As the agents continued their demolition of the Minions’ International Headquarters, a man sat in his car a half-block down the street watching the commotion through his binoculars.
“Man, am I glad I was running a little late this morning,” Ralph said, thanking his lucky stars. He backed into a driveway, turned around and drove away from the crime scene trying not to draw any attention to himself. When he was out of sight of any law enforcement personnel, he grabbed his cell phone and placed a call to Stanley Nussbaum’s private number and left a voice mail. Then he reported what he knew to his boss, Leon Martinez.
THE SUN WAS
almost down when Brother Billy pulled into the parking lot of the Issacharoff Foundation on the main highway a few miles outside Kilgore. He could see the lights on in the corner office on the second floor that overlooked a pasture lined with pine trees.

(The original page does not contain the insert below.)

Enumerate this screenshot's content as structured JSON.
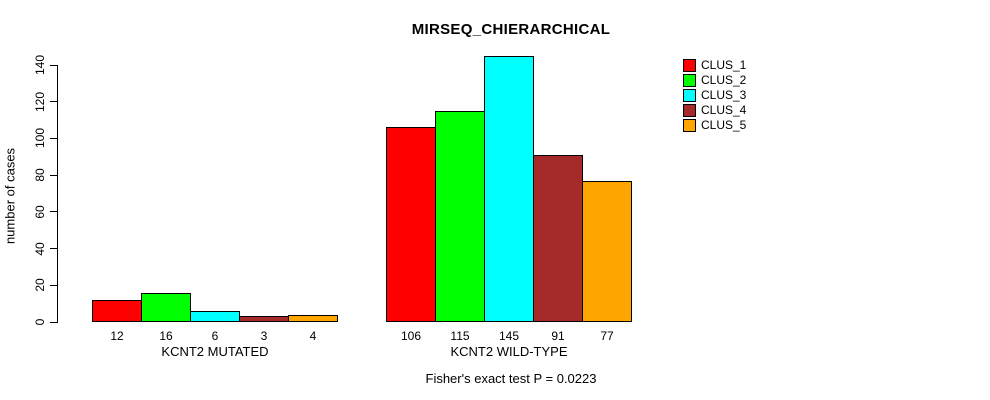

He went to the front door and pushed it open, knowing Joshua Issacharoff would never have wanted a building named in his honor locked to the public. He climbed the stairs to the second floor and peeked through an open door at the foundation director who was watching CNN out of one eye while talking on the phone to someone he was trying to interest in partnering with the foundation’s goals. He rapped the door lightly with his knuckles to alert the director who looked up long enough to beam a greeting to him and motion for him to sit down.
While he waited for the director to finish his call, Brother Billy watched a news report about the Shiloh Siege. In its fifth day, tensions were beginning to mount. A number of people had tried to break through the road blocks, and the military had repelled them with tear gas without having to fire a shot. More demonstrators arrived daily with signs proclaiming the righteousness of the CM cause. Supporters of the Union were slim to none. The de facto head of the CM contingent occupying the park had refused to talk to anyone but President Whitfield, who had expressed no interest in speaking with him.
The reporter stuck a microphone in the face of the commander of the U.S. soldiers on the ground.
“They are our brothers and sisters. We don’t want to fire on them unless we absolutely have to,” he said.